Bayesian Statistics : Motivation and Explanation of Marginal Likelihood

244 Views Asked by At

$P(\theta|x)$ is the posterior probability. It describes $\textbf{how certain or confident we are that hypothesis $\theta$ is true, given that}$ we have observed data $x$.

Calculating posterior probabilities is the main goal of Bayesian statistics!

$P(\theta)$ is the prior probability, which describes $\textbf{how sure we were that}$ $\theta$ was true, before we observed the data $x$.

$P(x|\theta)$ is the likelihood. $\textbf{If you were to assume that $\theta$ is true, this is the probability}$ that you would have observed data $x$.

$P(x)$ is the marginal likelihood. This is the probability that you would have observed data $x$, whether $\theta$ is true or not.

So, $P (\theta|x) = \frac{P (\theta) P(x|\theta)}{P (x)}$

Now I don't undergraduate completely what $P(x)$ is the marginal likelihood is, could anyone plz explain with the motivation behind the term in simple language providing an example? Thanks you.

2

There are 2 best solutions below

2
On

According to Bayes Theorem,

$$p(\mathbf{x})=\int_{\Theta}p(\theta)p(\mathbf{x}|\theta)d \theta$$

But in a bayesian point of view it is only a normalisation constant (as it is integrated in $d\theta$ it does not depends anymore by $\theta$)

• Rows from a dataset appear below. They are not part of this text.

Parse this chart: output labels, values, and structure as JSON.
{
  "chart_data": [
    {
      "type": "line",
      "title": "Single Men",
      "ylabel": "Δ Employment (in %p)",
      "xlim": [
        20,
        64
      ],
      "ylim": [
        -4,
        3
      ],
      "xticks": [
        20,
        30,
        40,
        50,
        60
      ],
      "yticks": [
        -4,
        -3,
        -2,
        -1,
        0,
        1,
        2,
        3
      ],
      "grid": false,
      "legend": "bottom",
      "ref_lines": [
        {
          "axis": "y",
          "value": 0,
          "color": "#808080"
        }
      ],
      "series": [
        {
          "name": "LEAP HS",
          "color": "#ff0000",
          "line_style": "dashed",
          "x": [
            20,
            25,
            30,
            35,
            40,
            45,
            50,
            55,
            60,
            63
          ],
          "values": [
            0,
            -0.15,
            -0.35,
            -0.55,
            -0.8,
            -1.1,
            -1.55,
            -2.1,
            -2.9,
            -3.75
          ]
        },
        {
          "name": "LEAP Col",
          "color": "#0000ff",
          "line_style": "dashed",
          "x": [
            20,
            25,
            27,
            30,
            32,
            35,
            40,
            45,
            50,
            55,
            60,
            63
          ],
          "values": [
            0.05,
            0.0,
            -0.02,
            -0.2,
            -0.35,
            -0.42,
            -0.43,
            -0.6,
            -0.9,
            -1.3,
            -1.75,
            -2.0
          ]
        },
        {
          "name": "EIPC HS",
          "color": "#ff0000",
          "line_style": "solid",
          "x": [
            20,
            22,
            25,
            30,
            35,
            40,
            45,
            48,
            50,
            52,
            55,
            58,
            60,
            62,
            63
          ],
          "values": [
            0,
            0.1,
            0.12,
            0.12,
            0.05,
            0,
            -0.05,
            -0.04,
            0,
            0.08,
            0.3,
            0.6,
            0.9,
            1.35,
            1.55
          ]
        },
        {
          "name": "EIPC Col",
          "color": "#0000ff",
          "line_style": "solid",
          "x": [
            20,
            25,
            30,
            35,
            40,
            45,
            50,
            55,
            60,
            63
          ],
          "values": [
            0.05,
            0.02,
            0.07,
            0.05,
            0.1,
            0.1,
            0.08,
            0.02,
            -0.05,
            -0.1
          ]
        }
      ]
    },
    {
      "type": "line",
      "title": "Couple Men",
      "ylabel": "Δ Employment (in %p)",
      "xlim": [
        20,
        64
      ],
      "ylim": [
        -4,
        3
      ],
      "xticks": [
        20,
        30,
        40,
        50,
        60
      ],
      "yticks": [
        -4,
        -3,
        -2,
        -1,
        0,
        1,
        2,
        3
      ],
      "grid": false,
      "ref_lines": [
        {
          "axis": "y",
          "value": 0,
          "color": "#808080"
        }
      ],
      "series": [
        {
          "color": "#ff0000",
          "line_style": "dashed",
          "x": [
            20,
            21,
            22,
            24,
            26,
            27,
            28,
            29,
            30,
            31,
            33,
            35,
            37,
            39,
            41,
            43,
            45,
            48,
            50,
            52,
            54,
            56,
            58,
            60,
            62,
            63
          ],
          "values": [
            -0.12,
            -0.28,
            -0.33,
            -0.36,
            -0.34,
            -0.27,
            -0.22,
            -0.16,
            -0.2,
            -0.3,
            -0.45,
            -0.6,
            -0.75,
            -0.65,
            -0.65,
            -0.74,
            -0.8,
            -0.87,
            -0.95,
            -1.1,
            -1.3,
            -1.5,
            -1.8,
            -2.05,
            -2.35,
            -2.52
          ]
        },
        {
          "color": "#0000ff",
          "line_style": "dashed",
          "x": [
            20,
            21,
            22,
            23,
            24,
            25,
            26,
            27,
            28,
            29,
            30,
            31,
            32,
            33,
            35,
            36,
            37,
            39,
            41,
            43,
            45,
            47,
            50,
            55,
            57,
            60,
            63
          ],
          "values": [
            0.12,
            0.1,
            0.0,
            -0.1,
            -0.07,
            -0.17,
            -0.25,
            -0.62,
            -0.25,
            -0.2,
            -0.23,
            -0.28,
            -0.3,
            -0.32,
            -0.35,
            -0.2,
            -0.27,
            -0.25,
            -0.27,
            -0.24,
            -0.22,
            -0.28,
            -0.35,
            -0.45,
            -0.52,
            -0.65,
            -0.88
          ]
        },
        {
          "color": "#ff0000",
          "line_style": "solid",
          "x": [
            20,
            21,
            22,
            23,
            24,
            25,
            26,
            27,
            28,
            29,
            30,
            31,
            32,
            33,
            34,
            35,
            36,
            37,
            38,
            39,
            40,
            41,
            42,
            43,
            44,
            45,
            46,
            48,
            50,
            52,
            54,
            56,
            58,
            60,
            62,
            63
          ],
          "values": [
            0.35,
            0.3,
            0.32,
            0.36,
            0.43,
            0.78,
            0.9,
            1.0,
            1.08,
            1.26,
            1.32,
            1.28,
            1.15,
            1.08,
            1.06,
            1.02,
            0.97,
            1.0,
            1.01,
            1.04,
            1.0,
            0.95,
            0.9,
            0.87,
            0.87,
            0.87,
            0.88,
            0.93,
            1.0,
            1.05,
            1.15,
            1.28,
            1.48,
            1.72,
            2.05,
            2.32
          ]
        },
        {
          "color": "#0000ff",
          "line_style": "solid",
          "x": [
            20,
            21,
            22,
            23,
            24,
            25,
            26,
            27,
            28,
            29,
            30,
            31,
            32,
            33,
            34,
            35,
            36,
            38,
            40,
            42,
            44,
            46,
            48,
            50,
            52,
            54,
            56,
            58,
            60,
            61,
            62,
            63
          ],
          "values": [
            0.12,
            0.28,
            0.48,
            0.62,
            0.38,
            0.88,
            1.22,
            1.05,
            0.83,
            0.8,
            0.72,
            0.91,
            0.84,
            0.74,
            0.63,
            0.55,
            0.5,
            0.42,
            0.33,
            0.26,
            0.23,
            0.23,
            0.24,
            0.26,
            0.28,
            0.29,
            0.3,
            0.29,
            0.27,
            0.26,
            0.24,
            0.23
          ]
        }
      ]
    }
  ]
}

Example: let's suppose to have a coin and suppose we have no idea if it is fair or not...so our prior distribution of the parameter $\theta$ is uniform in $[0;1]$.

Let's suppose to flip 10 times the coin obtaining 6 heads.

The likelihood is

$p(\mathbf{x}|\theta)\propto \theta ^6(1-\theta)^4$

As the prior density is 1, the previous function is also the posterior, unless an specific constant to be calculated (your $p(\mathbf{x})$).

Without a lot of calculations, you inmediately recognize a beta distribution

$$p(\theta|\mathbf{x})\sim Beta (7;5)$$

Thus the constant is

$$\frac{\Gamma(5+7)}{\Gamma(5)\Gamma(7)}=\frac{11!}{4!6!}=2310$$

Of course you can get the esame result solving the integral

$$\int_0^1\theta^6(1-\theta)^4 d \theta=\frac{1}{2310}$$

0
On

I lost u after "the previous function is also the posterior... "... could not relate with beta distribution, plz try something else, simpler perhaps..

Let's focus on this function

$$ \bbox[5px,border:2px solid black] { P(X=x|\theta \in [0;1])=\binom{10}{x}\theta^x(1-\theta)^{10-x} \qquad (1) } $$

defined where $x=0,1,2,...,10$

I suppose you perfectly know what this function is....the probability (mass) function of a discrete Random Variable called "Binomial"

In a bayesian way of thinking, we have to change the "point of view" looking at this function as a function of $\theta$, after observing the value of X, number of successes in the experiment, say as an example to observe 6 Heads on 10 coin flips.

Now (1) becomes

$$ \bbox[5px,border:2px solid black] { P(\theta|X=6)=\binom{10}{6}\theta^6(1-\theta)^4 \qquad (2) } $$

First observation: to grant that (2) is a pdf, as $\theta \in[0;1]$ its integral on the entire support must be 1.

Second observation: the quantity $\binom{10}{6}$ is only a constant, so we can discard it (we have to find the exact constant letting (2) to be a pdf)

Third observation: If we unroll our known density function list, and specifically we look at the "Beta Distribution" we see that this density is the following

$Beta(a,b)=C x^{a-1}(1-x)^{b-1}$

$x \in [0;1]$

Where

$C=\frac{\Gamma(a+b)}{ \Gamma(a)\Gamma(b)}=\frac{(a+b-1)!}{(a-1)!(b-1)!}$

Fourth observation: the expression (2), avoiding the constant, is exactly the same function as a beta distribution, in particular it is a $Beta(7;5)=C\cdot \theta^{7-1}(1-\theta)^{5-1}$

Now I don't understand completely what $P(x)$ is the marginal likelihood is

In Bayesian Statistics, $P(x)=C$ is only a constant needed to normalize the parameter's law, only a number. Mostly the value of $C$ is determined without calculation via known densities.

I hope now it is clear....otherwise I surrend.